Please notice that these tests are statistical in nature. Thus,
we expect it to fail on occasion by chance alone. Inspect the values
displayed in the output and rerun the tests. Generally different tests
should fail each time, or none at all. Remember this is compounded by
the multiple test problem. That is each test vector results in 6 tests.
So even with just 7 test vectors, we have a total of 42 tests. Hence, a
p value of 0.05 would result in 2 failures each time. In this case, we
simply choose a threshold that's good for discovering bugs while not
failing every time.
In order to run the test, under Mac and Linux, there is a simpleTests
script in the bin directory. Under windows use the following command
line:
java -cp lib\msms.jar at.mabs.testing.BasicTests
More of the same
March 23 2010
There was a regression in the recombination code when using selection. Please update to the latest version.
Update
March 21 2010
A new version has been released today. This is a bug fix release, and it
fixes some internal scaling issues when selection is used. I do believe this will not affected results
much, the error should be second order only at worst and would only show up with very
small population sizes and very small selection parameters.

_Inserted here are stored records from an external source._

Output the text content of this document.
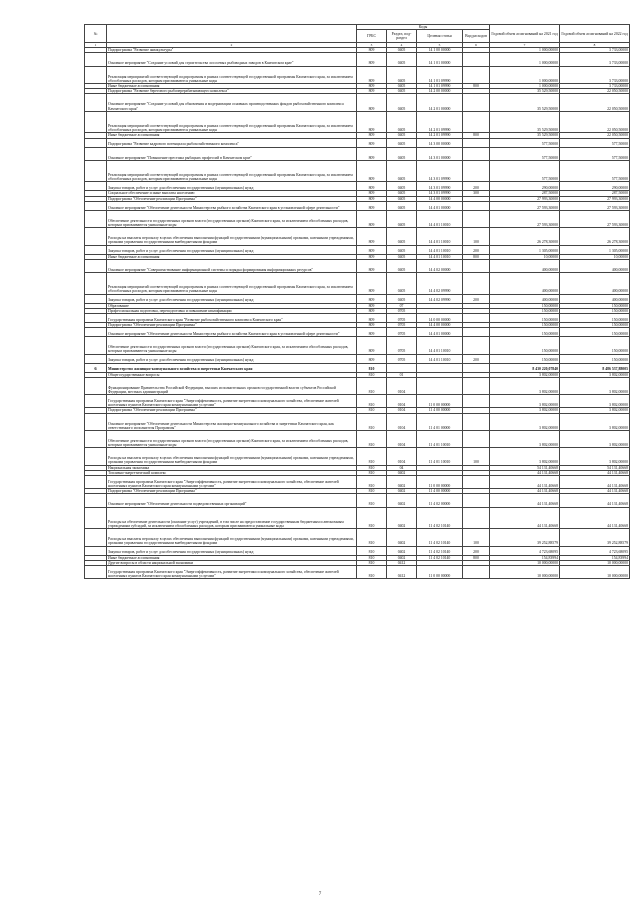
№		Коды				Годовой объем ассигнований на 2021 год	Годовой объем ассигнований на 2022 год
		ГРБС	Раздел, под-раздел	Целевая статья	Вид расходов		
1	2	3	4	5	6	7	8
	Подпрограмма "Развитие аквакультуры"	809	0405	14 1 00 00000		1 000,00000	3 733,00000
	Основное мероприятие "Создание условий для строительства лососевых рыбоводных заводов в Камчатском крае"	809	0405	14 1 01 00000		1 000,00000	3 733,00000
	Реализация мероприятий соответствующей подпрограммы в рамках соответствующей государственной программы Камчатского края, за исключением обособленных расходов, которым присваиваются уникальные коды	809	0405	14 1 01 09990		1 000,00000	3 733,00000
	Иные бюджетные ассигнования	809	0405	14 1 01 09990	800	1 000,00000	3 733,00000
	Подпрограмма "Развитие берегового рыбоперерабатывающего комплекса"	809	0405	14 2 00 00000		35 529,50000	22 050,50000
	Основное мероприятие "Создание условий для обновления и модернизации основных производственных фондов рыбохозяйственного комплекса Камчатского края"	809	0405	14 2 01 00000		35 529,50000	22 050,50000
	Реализация мероприятий соответствующей подпрограммы в рамках соответствующей государственной программы Камчатского края, за исключением обособленных расходов, которым присваиваются уникальные коды	809	0405	14 2 01 09990		35 529,50000	22 050,50000
	Иные бюджетные ассигнования	809	0405	14 2 01 09990	800	35 529,50000	22 050,50000
	Подпрограмма "Развитие кадрового потенциала рыбохозяйственного комплекса"	809	0405	14 3 00 00000		577,50000	577,50000
	Основное мероприятие "Повышение престижа рыбацких профессий в Камчатском крае"	809	0405	14 3 01 00000		577,50000	577,50000
	Реализация мероприятий соответствующей подпрограммы в рамках соответствующей государственной программы Камчатского края, за исключением обособленных расходов, которым присваиваются уникальные коды	809	0405	14 3 01 09990		577,50000	577,50000
	Закупка товаров, работ и услуг для обеспечения государственных (муниципальных) нужд	809	0405	14 3 01 09990	200	290,00000	290,00000
	Социальное обеспечение и иные выплаты населению	809	0405	14 3 01 09990	300	287,50000	287,50000
	Подпрограмма "Обеспечение реализации Программы"	809	0405	14 4 00 00000		27 993,30000	27 993,30000
	Основное мероприятие "Обеспечение деятельности Министерства рыбного хозяйства Камчатского края в установленной сфере деятельности"	809	0405	14 4 01 00000		27 593,30000	27 593,30000
	Обеспечение деятельности государственных органов власти (государственных органов) Камчатского края, за исключением обособленных расходов, которым присваиваются уникальные коды	809	0405	14 4 01 10010		27 593,30000	27 593,30000
	Расходы на выплаты персоналу в целях обеспечения выполнения функций государственными (муниципальными) органами, казенными учреждениями, органами управления государственными внебюджетными фондами	809	0405	14 4 01 10010	100	26 278,30000	26 278,30000
	Закупка товаров, работ и услуг для обеспечения государственных (муниципальных) нужд	809	0405	14 4 01 10010	200	1 305,00000	1 305,00000
	Иные бюджетные ассигнования	809	0405	14 4 01 10010	800	10,00000	10,00000
	Основное мероприятие "Совершенствование информационной системы и порядка формирования информационных ресурсов"	809	0405	14 4 02 00000		400,00000	400,00000
	Реализация мероприятий соответствующей подпрограммы в рамках соответствующей государственной программы Камчатского края, за исключением обособленных расходов, которым присваиваются уникальные коды	809	0405	14 4 02 09990		400,00000	400,00000
	Закупка товаров, работ и услуг для обеспечения государственных (муниципальных) нужд	809	0405	14 4 02 09990	200	400,00000	400,00000
	Образование	809	07			150,00000	150,00000
	Профессиональная подготовка, переподготовка и повышение квалификации	809	0705			150,00000	150,00000
	Государственная программа Камчатского края "Развитие рыбохозяйственного комплекса Камчатского края"	809	0705	14 0 00 00000		150,00000	150,00000
	Подпрограмма "Обеспечение реализации Программы"	809	0705	14 4 00 00000		150,00000	150,00000
	Основное мероприятие "Обеспечение деятельности Министерства рыбного хозяйства Камчатского края в установленной сфере деятельности"	809	0705	14 4 01 00000		150,00000	150,00000
	Обеспечение деятельности государственных органов власти (государственных органов) Камчатского края, за исключением обособленных расходов, которым присваиваются уникальные коды	809	0705	14 4 01 10010		150,00000	150,00000
	Закупка товаров, работ и услуг для обеспечения государственных (муниципальных) нужд	809	0705	14 4 01 10010	200	150,00000	150,00000
6	Министерство жилищно-коммунального хозяйства и энергетики Камчатского края	810				8 430 220,07840	8 486 537,88005
	Общегосударственные вопросы	810	01			3 802,00000	3 802,00000
	Функционирование Правительства Российской Федерации, высших исполнительных органов государственной власти субъектов Российской Федерации, местных администраций	810	0104			3 802,00000	3 802,00000
	Государственная программа Камчатского края "Энергоэффективность, развитие энергетики и коммунального хозяйства, обеспечение жителей населенных пунктов Камчатского края коммунальными услугами"	810	0104	11 0 00 00000		3 802,00000	3 802,00000
	Подпрограмма "Обеспечение реализации Программы"	810	0104	11 4 00 00000		3 802,00000	3 802,00000
	Основное мероприятие "Обеспечение деятельности Министерства жилищно-коммунального хозяйства и энергетики Камчатского края, как ответственного исполнителя Программы"	810	0104	11 4 01 00000		3 802,00000	3 802,00000
	Обеспечение деятельности государственных органов власти (государственных органов) Камчатского края, за исключением обособленных расходов, которым присваиваются уникальные коды	810	0104	11 4 01 10010		3 802,00000	3 802,00000
	Расходы на выплаты персоналу в целях обеспечения выполнения функций государственными (муниципальными) органами, казенными учреждениями, органами управления государственными внебюджетными фондами	810	0104	11 4 01 10010	100	3 802,00000	3 802,00000
	Национальная экономика	810	04			54 131,40668	54 131,40668
	Топливно-энергетический комплекс	810	0402			44 131,40668	44 131,40668
	Государственная программа Камчатского края "Энергоэффективность, развитие энергетики и коммунального хозяйства, обеспечение жителей населенных пунктов Камчатского края коммунальными услугами"	810	0402	11 0 00 00000		44 131,40668	44 131,40668
	Подпрограмма "Обеспечение реализации Программы"	810	0402	11 4 00 00000		44 131,40668	44 131,40668
	Основное мероприятие "Обеспечение деятельности подведомственных организаций"	810	0402	11 4 02 00000		44 131,40668	44 131,40668
	Расходы на обеспечение деятельности (оказание услуг) учреждений, в том числе на предоставление государственным бюджетным и автономным учреждениям субсидий, за исключением обособленных расходов, которым присваиваются уникальные коды	810	0402	11 4 02 10140		44 131,40668	44 131,40668
	Расходы на выплаты персоналу в целях обеспечения выполнения функций государственными (муниципальными) органами, казенными учреждениями, органами управления государственными внебюджетными фондами	810	0402	11 4 02 10140	100	39 252,88579	39 252,88579
	Закупка товаров, работ и услуг для обеспечения государственных (муниципальных) нужд	810	0402	11 4 02 10140	200	4 723,68095	4 723,68095
	Иные бюджетные ассигнования	810	0402	11 4 02 10140	800	154,83994	154,83994
	Другие вопросы в области национальной экономики	810	0412			10 000,00000	10 000,00000
	Государственная программа Камчатского края "Энергоэффективность, развитие энергетики и коммунального хозяйства, обеспечение жителей населенных пунктов Камчатского края коммунальными услугами"	810	0412	11 0 00 00000		10 000,00000	10 000,00000
7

However fixing this scaling means that I needed to add a lot of 2's to the code
base. I have double checked everything and expanded my tests to catch errors. I
did not find any. But code has a habit of hiding bugs well. So if something
changes a lot between this version and the last, I probably missed a 2 somewhere.
Final Release Candidate
March 9 2010
Today the final version 1.0rc release candidate is available. This should be
more stable and even a little faster than previous releases. We also have the
prepacked archive for easier installation with a Mac, Linux and Windows
launcher. Note you will need to have at least java version 1.6
(some times called 6) as per previous versions. This can be a little tricky
for Macs, however we hope the instructions on this web page and in the manual
are clear enough.
Assuming no big changes need to be made, this should roll over to a full
version 1.0 with a public git repository and full developer documentation
in a few weeks. Please report all bugs both in the application and
documentation and even in the web site. But please note my comments about
the site below
What I really want is a fairly easy Content Management System for the web
site that would include a few extras from what we have right now. For example,
a mailing list, a wiki and forums would be nice. Suggestion are welcome.
Note that googgle source is nice, but lacks git support. Sorceforge has
serious issues with its very kludgy forums, and last I checked they don't
offer a full CMS and wiki.
In the mean time I will probably set up a google groups just for the email list. Feedback is welcome.
Release day is coming
March 4 2010
With only days away till the version 1.0rc release, things are
happening pretty fast. All user documentation will be done. However, some
of the developer documentation will still need some work. At this stage,
this is the web site we shall use which is all about very low
maintenance. But if need be, we will migrate to a wiki based site. Mailing
lists shall be set up shortly.
Current plan
The current plan is to release a version 1 release candidate by
March 10th. This would also be a clean slate on the git public
repository. The license will most likely be GPL 3, but I am double
checking with one or two of the packages that I use. In particular, I use
args4j which uses an Apache type license. I don't think this will cause
problems as I have not modified args4j in anyway.
The documentation will also be released at the same time.